Who we are
Mrs A. Chai
Miss L. Hatch
Here at Kings we aim to enthuse our pupils with a love of history whilst providing them with a range of skills that will help prepare them for future success.
Throughout this subject, students cultivate skills in writing a balanced argument with well supported judgements and learn to express themselves. Students also learn to present and develop research and presentation skills that are hugely transferable from school, higher education, work or throughout their lives more generally.
In addition to this, students are encouraged to develop curiosity and passion through a range of extra-curricular opportunities which include clubs, trips and workshops.
Our Key Stage 3 curriculum follows a chronological framework which starts with an investigation into the skeletons at Riccall as part of a unit on ‘Invades, Raiders and Settlers’ and ends with an enquiry into whether the 1960s or the 1980s was the most important for creating a ‘modern Britain’.

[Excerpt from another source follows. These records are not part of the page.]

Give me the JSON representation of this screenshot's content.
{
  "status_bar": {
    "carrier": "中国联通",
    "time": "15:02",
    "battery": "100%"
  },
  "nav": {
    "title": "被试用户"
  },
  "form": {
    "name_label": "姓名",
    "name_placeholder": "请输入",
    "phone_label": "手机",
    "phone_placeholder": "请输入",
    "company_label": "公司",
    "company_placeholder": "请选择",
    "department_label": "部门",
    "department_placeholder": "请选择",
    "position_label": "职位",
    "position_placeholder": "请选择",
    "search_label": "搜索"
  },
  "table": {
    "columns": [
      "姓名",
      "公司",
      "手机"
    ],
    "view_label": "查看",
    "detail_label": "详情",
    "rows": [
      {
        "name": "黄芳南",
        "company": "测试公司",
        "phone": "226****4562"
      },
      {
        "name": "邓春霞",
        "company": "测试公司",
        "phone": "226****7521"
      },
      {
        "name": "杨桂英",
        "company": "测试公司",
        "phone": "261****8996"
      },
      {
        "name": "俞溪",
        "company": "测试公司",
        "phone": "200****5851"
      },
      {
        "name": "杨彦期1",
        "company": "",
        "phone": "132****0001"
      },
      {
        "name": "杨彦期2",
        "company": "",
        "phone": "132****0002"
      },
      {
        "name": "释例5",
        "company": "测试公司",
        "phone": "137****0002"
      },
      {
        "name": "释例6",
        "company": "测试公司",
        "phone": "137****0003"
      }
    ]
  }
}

In Year 7 we study Medieval England, focusing on the Norman Conquest, conflicts between church and king, understanding and treatment of disease and the actions and behaviour of some of the significant Kings in the period. In Year 8 we study the Tudors, Stuarts and Georgians and the changing face of England and eventually the United Kingdom. This is followed by studies into how India an Africa are connected to Britain. In year 9 we study modern history, specifically focusing on WWI and the political, economic and social problems facing the world in the 20th century.
Examination Board: AQA
Specification Code 8145
The changes made to the History GCSE syllabus now offer greater opportunities for students to study a wider range of historical periods that now stretch from 1066 up to 1945. The course is split into two assessments which will be tested with one exam paper each. The course outline is as follows:
Assessment 1: Understanding the modern world
Assessment 2: Shaping the nation
History does demand a high level of literacy skills and therefore may not be suitable for students who find extended writing difficult or struggle with the analysis of written or visual sources.